Does the fact of death make a nonsense of the whole of life? In a few seconds everything’s gone. Nothing’s left. No part of my life on earth remains. Even my thinking about this will be gone. Does this render life null and void? Does this turn my naive belief that life is sufficient into a laughing-stock?

 

Of course life has meaning and value and no one goes about thinking that the answer to this question is yes. But there it is – it won’t go away. This question makes itself into the most important in the world and has to be faced.

 

Death retains its immediacy. Every weekend for a long time I suffered what I called a ‘Saturday-doom’. A feeling of doom or a sense of dread which almost incapacitated me. I realized it had to do with my father’s death when I was a boy. He died quite suddenly on a Sunday. The Saturday was the last full day I knew him. This translated into a deep sense of foreboding. It attacked my own adulthood. The only way I could deal with it was to say a prayer for help on a Thursday night and to be attentive all weekend.

 

The question of death making a nonsense of life first struck me when I was seven years old. I remember running from the dinner table in tears when my sister mentioned that a friend’s grandmother had been cremated. My father came to comfort me – the same father whose own death affected me so much a few years later. He talked about Heaven and how everything we love will be there.

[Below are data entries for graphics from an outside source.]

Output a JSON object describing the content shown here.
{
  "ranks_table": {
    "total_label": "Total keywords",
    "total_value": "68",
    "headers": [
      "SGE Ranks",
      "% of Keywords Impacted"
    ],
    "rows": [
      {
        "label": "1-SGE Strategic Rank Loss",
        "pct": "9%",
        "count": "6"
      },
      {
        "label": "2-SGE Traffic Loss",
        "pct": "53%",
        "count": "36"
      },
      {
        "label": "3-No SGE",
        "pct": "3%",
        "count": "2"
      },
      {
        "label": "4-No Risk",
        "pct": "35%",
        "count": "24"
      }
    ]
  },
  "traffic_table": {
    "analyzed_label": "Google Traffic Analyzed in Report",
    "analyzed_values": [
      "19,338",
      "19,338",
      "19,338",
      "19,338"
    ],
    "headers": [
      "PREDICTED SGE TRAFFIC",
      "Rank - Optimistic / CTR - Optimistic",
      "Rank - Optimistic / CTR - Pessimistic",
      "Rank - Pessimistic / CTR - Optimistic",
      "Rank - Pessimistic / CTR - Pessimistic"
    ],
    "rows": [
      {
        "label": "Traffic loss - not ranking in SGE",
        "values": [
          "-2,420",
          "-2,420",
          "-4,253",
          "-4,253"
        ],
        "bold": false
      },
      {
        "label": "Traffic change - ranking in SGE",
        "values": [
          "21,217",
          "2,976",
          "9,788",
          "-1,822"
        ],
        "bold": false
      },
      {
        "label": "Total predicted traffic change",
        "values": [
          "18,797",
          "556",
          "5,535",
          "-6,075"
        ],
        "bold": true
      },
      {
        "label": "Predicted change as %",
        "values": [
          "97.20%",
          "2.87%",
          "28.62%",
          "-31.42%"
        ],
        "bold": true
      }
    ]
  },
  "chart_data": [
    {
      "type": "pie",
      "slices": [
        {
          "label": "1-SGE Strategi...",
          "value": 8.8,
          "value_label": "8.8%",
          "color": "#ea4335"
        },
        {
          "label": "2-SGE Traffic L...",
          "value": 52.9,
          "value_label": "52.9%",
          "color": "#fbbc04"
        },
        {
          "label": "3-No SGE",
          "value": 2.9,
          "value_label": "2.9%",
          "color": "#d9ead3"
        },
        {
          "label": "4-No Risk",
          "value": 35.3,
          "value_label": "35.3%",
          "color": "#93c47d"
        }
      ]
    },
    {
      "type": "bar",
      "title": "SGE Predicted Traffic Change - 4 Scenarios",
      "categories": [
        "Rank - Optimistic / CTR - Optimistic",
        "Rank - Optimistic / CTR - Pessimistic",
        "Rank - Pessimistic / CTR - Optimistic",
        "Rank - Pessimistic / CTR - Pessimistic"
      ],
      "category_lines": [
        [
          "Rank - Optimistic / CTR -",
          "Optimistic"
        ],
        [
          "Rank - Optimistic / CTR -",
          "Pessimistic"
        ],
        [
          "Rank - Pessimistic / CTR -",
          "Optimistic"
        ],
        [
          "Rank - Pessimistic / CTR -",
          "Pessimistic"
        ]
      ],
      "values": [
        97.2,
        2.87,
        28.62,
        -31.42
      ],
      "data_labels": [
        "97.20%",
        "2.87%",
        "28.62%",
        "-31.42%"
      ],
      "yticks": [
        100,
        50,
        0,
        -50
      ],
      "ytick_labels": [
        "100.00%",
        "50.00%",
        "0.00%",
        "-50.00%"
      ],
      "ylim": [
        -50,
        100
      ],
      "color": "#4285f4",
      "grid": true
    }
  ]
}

But the force of death remained with me.

 

Now I feel I have to face it, to look at it full-on. To go right down into it, as it were. The results are interesting. Quite the opposite of making a nonsense of life the fact of death now deepens my hold on existence. It brings the whole inner being into view. Ultimately this is because the inner self is rooted in the Being of Love. And there is no greater fact than this – that Love is equal to Death.